Tuesday, May 27, 2014

Venice Day 4: Art and opera

Today was our last sightseeing day in Venice and I had planned for us to visit the Frari Church and Scuola Grande di San Rocco.  The weather today started out overcast and dreary with rain in the forecast.  It matched my mood--I was a sad that our time in Venice was coming to an end...  But mostly it was a pretty day.

The hubby was not sure he wanted to spend time in museums and churches but b-i-l and I insisted and he later agreed that these were outstanding sights.

We left the apartment and made our way to the Frari Church which was really close to the apartment.  Just to the left of the church b-i-l spotted a small shop with tapestries and pillows in the window.  We went in and bought way too much stuff--it was all so lovely.  The proprietor said the shop has been in his family since the 1920's.

Then into the Frari Church (small fee).  We used the Rick Steves guide to tour the church and we all loved it, especially the spectacular altar painting by Titian ("The Assumption of the Virgin") which we sat looking at for a long time.  Hubby ended up buying the print of this image and we have it framed in our house now. 

A wedding procession started while we were looking at the Titian.  The tourists watched the bride go into the small chapel accompanied by her crying mother.  Once they were settled, the church attendants opened up the back of the chapel and we went in to see the beautiful Bellini painting,  "Madonna and Child with Saints and Angels.  What a lovely place to get married!

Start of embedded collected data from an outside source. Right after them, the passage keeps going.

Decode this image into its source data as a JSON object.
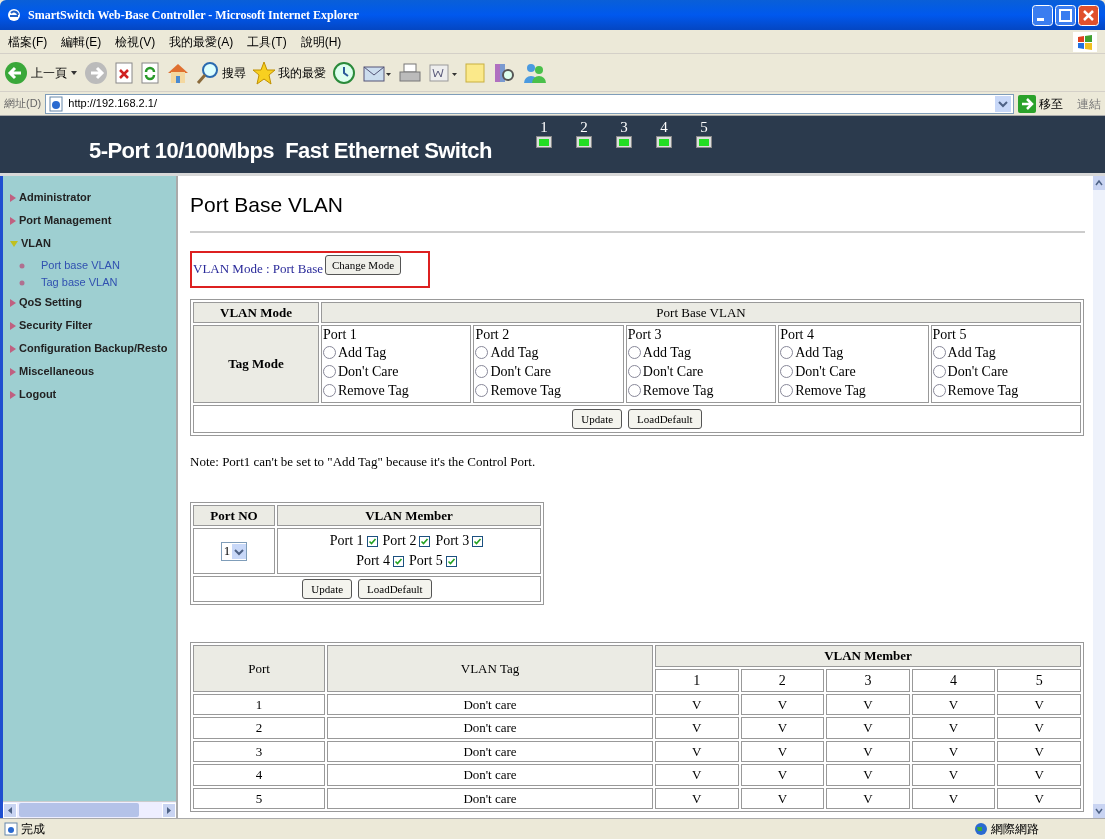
{
  "window": {
    "title": "SmartSwitch Web-Base Controller - Microsoft Internet Explorer"
  },
  "menu": [
    "檔案(F)",
    "編輯(E)",
    "檢視(V)",
    "我的最愛(A)",
    "工具(T)",
    "說明(H)"
  ],
  "toolbar": {
    "back": "上一頁",
    "search": "搜尋",
    "favorites": "我的最愛"
  },
  "address": {
    "label": "網址(D)",
    "value": "http://192.168.2.1/",
    "go": "移至",
    "links": "連結"
  },
  "banner": {
    "title": "5-Port 10/100Mbps  Fast Ethernet Switch",
    "ports": [
      {
        "label": "1"
      },
      {
        "label": "2"
      },
      {
        "label": "3"
      },
      {
        "label": "4"
      },
      {
        "label": "5"
      }
    ]
  },
  "sidebar": {
    "items": [
      {
        "label": "Administrator"
      },
      {
        "label": "Port Management"
      },
      {
        "label": "VLAN",
        "expanded": true,
        "children": [
          {
            "label": "Port base VLAN"
          },
          {
            "label": "Tag base VLAN"
          }
        ]
      },
      {
        "label": "QoS Setting"
      },
      {
        "label": "Security Filter"
      },
      {
        "label": "Configuration Backup/Resto"
      },
      {
        "label": "Miscellaneous"
      },
      {
        "label": "Logout"
      }
    ]
  },
  "heading": "Port Base VLAN",
  "mode": {
    "label": "VLAN Mode : Port Base",
    "button": "Change Mode"
  },
  "tag_table": {
    "corner": "VLAN Mode",
    "header": "Port Base VLAN",
    "row_label": "Tag Mode",
    "ports": [
      {
        "name": "Port 1",
        "options": [
          {
            "label": "Add Tag",
            "selected": false
          },
          {
            "label": "Don't Care",
            "selected": false
          },
          {
            "label": "Remove Tag",
            "selected": false
          }
        ]
      },
      {
        "name": "Port 2",
        "options": [
          {
            "label": "Add Tag",
            "selected": false
          },
          {
            "label": "Don't Care",
            "selected": false
          },
          {
            "label": "Remove Tag",
            "selected": false
          }
        ]
      },
      {
        "name": "Port 3",
        "options": [
          {
            "label": "Add Tag",
            "selected": false
          },
          {
            "label": "Don't Care",
            "selected": false
          },
          {
            "label": "Remove Tag",
            "selected": false
          }
        ]
      },
      {
        "name": "Port 4",
        "options": [
          {
            "label": "Add Tag",
            "selected": false
          },
          {
            "label": "Don't Care",
            "selected": false
          },
          {
            "label": "Remove Tag",
            "selected": false
          }
        ]
      },
      {
        "name": "Port 5",
        "options": [
          {
            "label": "Add Tag",
            "selected": false
          },
          {
            "label": "Don't Care",
            "selected": false
          },
          {
            "label": "Remove Tag",
            "selected": false
          }
        ]
      }
    ],
    "buttons": [
      "Update",
      "LoadDefault"
    ]
  },
  "note": "Note: Port1 can't be set to \"Add Tag\" because it's the Control Port.",
  "member_table": {
    "columns": [
      "Port NO",
      "VLAN Member"
    ],
    "port_select": "1",
    "members": [
      {
        "label": "Port 1",
        "checked": true
      },
      {
        "label": "Port 2",
        "checked": true
      },
      {
        "label": "Port 3",
        "checked": true
      },
      {
        "label": "Port 4",
        "checked": true
      },
      {
        "label": "Port 5",
        "checked": true
      }
    ],
    "buttons": [
      "Update",
      "LoadDefault"
    ]
  },
  "summary_table": {
    "columns": [
      "Port",
      "VLAN Tag",
      "VLAN Member"
    ],
    "member_columns": [
      "1",
      "2",
      "3",
      "4",
      "5"
    ],
    "rows": [
      {
        "port": "1",
        "tag": "Don't care",
        "members": [
          "V",
          "V",
          "V",
          "V",
          "V"
        ]
      },
      {
        "port": "2",
        "tag": "Don't care",
        "members": [
          "V",
          "V",
          "V",
          "V",
          "V"
        ]
      },
      {
        "port": "3",
        "tag": "Don't care",
        "members": [
          "V",
          "V",
          "V",
          "V",
          "V"
        ]
      },
      {
        "port": "4",
        "tag": "Don't care",
        "members": [
          "V",
          "V",
          "V",
          "V",
          "V"
        ]
      },
      {
        "port": "5",
        "tag": "Don't care",
        "members": [
          "V",
          "V",
          "V",
          "V",
          "V"
        ]
      }
    ]
  },
  "status_bar": {
    "text": "完成",
    "zone": "網際網路"
  }
}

Frari Church; Titian's masterpiece is in the background

We left and made our way to the close-by Scuola Grande di San Rocco.  We paid the fee and referred to the provided map which along with the Rick Steves guide tour provided good information about the outstanding art by Tintoretto, who dedicated 20 years of his life to this place.  The art is very impressive although I found it dark.  In one room they had a small fragment of how the originals looked--bright and colorful.  Time really does no one and nothing any favors! But, more importantly, these masterpieces survived for us to enjoy today.

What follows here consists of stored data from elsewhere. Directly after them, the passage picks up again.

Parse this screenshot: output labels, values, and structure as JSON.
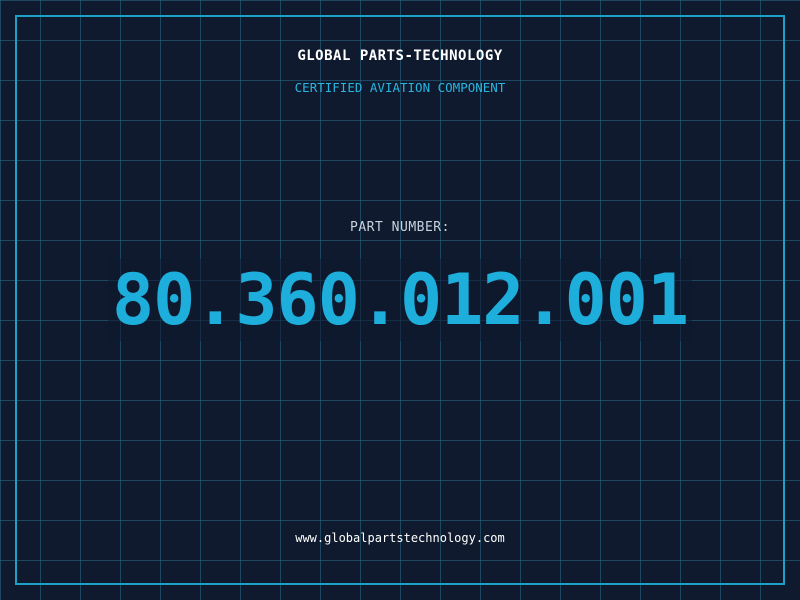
{
  "header": {
    "company_name": "GLOBAL PARTS-TECHNOLOGY",
    "tagline": "CERTIFIED AVIATION COMPONENT"
  },
  "part": {
    "label": "PART NUMBER:",
    "number": "80.360.012.001"
  },
  "footer": {
    "website": "www.globalpartstechnology.com"
  },
  "colors": {
    "background": "#0f1a2e",
    "grid_line": "#286e8c",
    "frame": "#1e9fc4",
    "accent": "#1eaedc",
    "tagline": "#29b5e0",
    "label": "#c9d3de",
    "text": "#ffffff"
  }
}
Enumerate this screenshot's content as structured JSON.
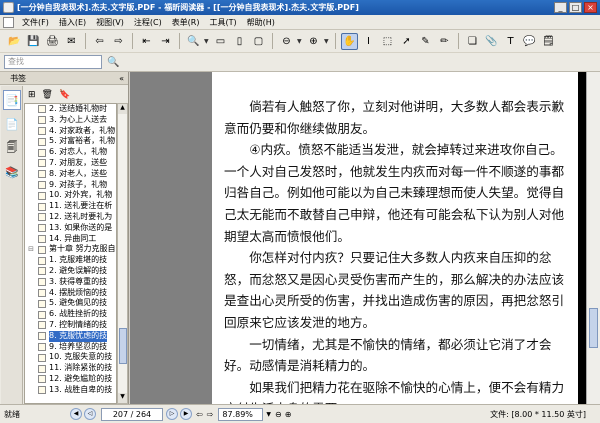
{
  "window": {
    "title": "[一分钟自我表现术].杰夫.文字版.PDF - 福昕阅读器 - [[一分钟自我表现术].杰夫.文字版.PDF]"
  },
  "menu": [
    "文件(F)",
    "插入(E)",
    "视图(V)",
    "注程(C)",
    "表单(R)",
    "工具(T)",
    "帮助(H)"
  ],
  "search": {
    "placeholder": "查找"
  },
  "sidebar": {
    "header": "书签",
    "collapse": "«",
    "bookmarks": [
      {
        "label": "2. 送结婚礼物时",
        "chapter": false
      },
      {
        "label": "3. 为心上人送去",
        "chapter": false
      },
      {
        "label": "4. 对家政者，礼物",
        "chapter": false
      },
      {
        "label": "5. 对富裕者，礼物",
        "chapter": false
      },
      {
        "label": "6. 对恋人，礼物",
        "chapter": false
      },
      {
        "label": "7. 对朋友，送些",
        "chapter": false
      },
      {
        "label": "8. 对老人，送些",
        "chapter": false
      },
      {
        "label": "9. 对孩子，礼物",
        "chapter": false
      },
      {
        "label": "10. 对外宾，礼物",
        "chapter": false
      },
      {
        "label": "11. 送礼要注在析",
        "chapter": false
      },
      {
        "label": "12. 送礼时要礼为",
        "chapter": false
      },
      {
        "label": "13. 如果你送的是",
        "chapter": false
      },
      {
        "label": "14. 异曲同工",
        "chapter": false
      },
      {
        "label": "第十章  努力克服自",
        "chapter": true
      },
      {
        "label": "1. 克服难堪的技",
        "chapter": false
      },
      {
        "label": "2. 避免误解的技",
        "chapter": false
      },
      {
        "label": "3. 获得尊重的技",
        "chapter": false
      },
      {
        "label": "4. 摆脱烦恼的技",
        "chapter": false
      },
      {
        "label": "5. 避免偏见的技",
        "chapter": false
      },
      {
        "label": "6. 战胜挫折的技",
        "chapter": false
      },
      {
        "label": "7. 控制情绪的技",
        "chapter": false
      },
      {
        "label": "8. 克服忧虑的技",
        "chapter": false
      },
      {
        "label": "9. 培养坚忍的技",
        "chapter": false
      },
      {
        "label": "10. 克服失意的技",
        "chapter": false
      },
      {
        "label": "11. 消除紧张的技",
        "chapter": false
      },
      {
        "label": "12. 避免尴尬的技",
        "chapter": false
      },
      {
        "label": "13. 战胜自卑的技",
        "chapter": false
      }
    ]
  },
  "document": {
    "paragraphs": [
      {
        "text": "倘若有人触怒了你，立刻对他讲明，大多数人都会表示歉意而仍要和你继续做朋友。",
        "indent": true
      },
      {
        "text": "④内疚。愤怒不能适当发泄，就会掉转过来进攻你自己。一个人对自己发怒时，他就发生内疚而对每一件不顺遂的事都归咎自己。例如他可能以为自己未臻理想而使人失望。觉得自己太无能而不敢替自己申辩，他还有可能会私下认为别人对他期望太高而愤恨他们。",
        "indent": true
      },
      {
        "text": "你怎样对付内疚？只要记住大多数人内疚来自压抑的忿怒，而忿怒又是因心灵受伤害而产生的，那么解决的办法应该是查出心灵所受的伤害，并找出造成伤害的原因，再把忿怒引回原来它应该发泄的地方。",
        "indent": true
      },
      {
        "text": "一切情绪，尤其是不愉快的情绪，都必须让它消了才会好。动感情是消耗精力的。",
        "indent": true
      },
      {
        "text": "如果我们把精力花在驱除不愉快的心情上，便不会有精力应付生活本身的需要。",
        "indent": true
      }
    ]
  },
  "status": {
    "ready": "就绪",
    "page": "207 / 264",
    "zoom": "87.89%",
    "filesize": "文件: [8.00 * 11.50 英寸]"
  }
}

After our tour of the Scuola, we decided against any more museums or sights. We needed to do a little shopping! B-i-l wanted to get us a doorknocker for our house and we all wanted that "special" souvenir to remember this fabulous trip and city.

We had fun taking the Traghetto across the Grand Canal to a small shop, not far from La Fenice, that sold brass doorknockers and other items. My limited Italian came in really handy and we bought too much stuff, all of it fabulous! The clerk gave us a note card and bookmark as lagniappe, which was very nice. We decided to have a hearty late lunch and chose a restaurant nearby. It was leisurely and lovely.

On the traghetto--fun and easy!


After some more wandering and shopping, we figured out what time we needed to catch the vaporetto in the morning to transfer to the Alilaguna to the airport. Our vaporetto passes expired this day at 430pm. That is when we realized we should have purchased the 7 day passes since we would be taking the vaporetto to/from the opera and again in the morning from San Toma to San Angelo to catch the Alilaguna. Live and Learn! We ended up getting a 24 hour pass (and were glad we did because they checked for tickets on the next morning's ride; one guy ran away instead of paying the fine).

We went back to the apartment to pack before the Opera. We took the vaporetto across the Grand Canal in the pouring rain. B-i-l, being the nice person he is, shared his umbrella with an older lady who was also on the way to the opera. She turned out to be a former Russian instructor at Tulane University in New Orleans who retired to Venice. Small world! Her friend in the orchestra gave her a ticket to the performance (right next to the stage, nice!).

I had been to the Munich StaatsOper and did not like sitting in the box along the side of the U shapped theatre because of the awkward viewing angle. That's why, when I bought the tickets for La Fenice online, I chose seats that were centered on the stage. Ours were on the top level. They were pricey at 66Euro per person.

Well, I was quite disappointed in the seats. Yes, we were centered on the stage but were right behind the stage lights, which impeded our view of the stage. And because of the beautiful chandelier, we couldn't see the English translation of the opera. It was also very (very) warm on this level.

At any rate, the theatre is gorgeous and we (mostly) enjoyed the performance of La Boheme. Hubby said he was ready to leave within a few minutes of it starting, but by the end of the second half kinda liked it, haha. I hope to have an opportunity to see another performance at La Fenice in the future.

View from our seats
Our very high up view of the stage

The stage lights impeded our view
We couldn't see the English  libretto because of the gorgeous chandelier

Hubby and b-i-l in our seats, taken from a side box
It's a gorgeous theatre

Performers taking their bows

We went back to "our" bar for a last nightcap and calls home and thus ended our last night in lovely Venice!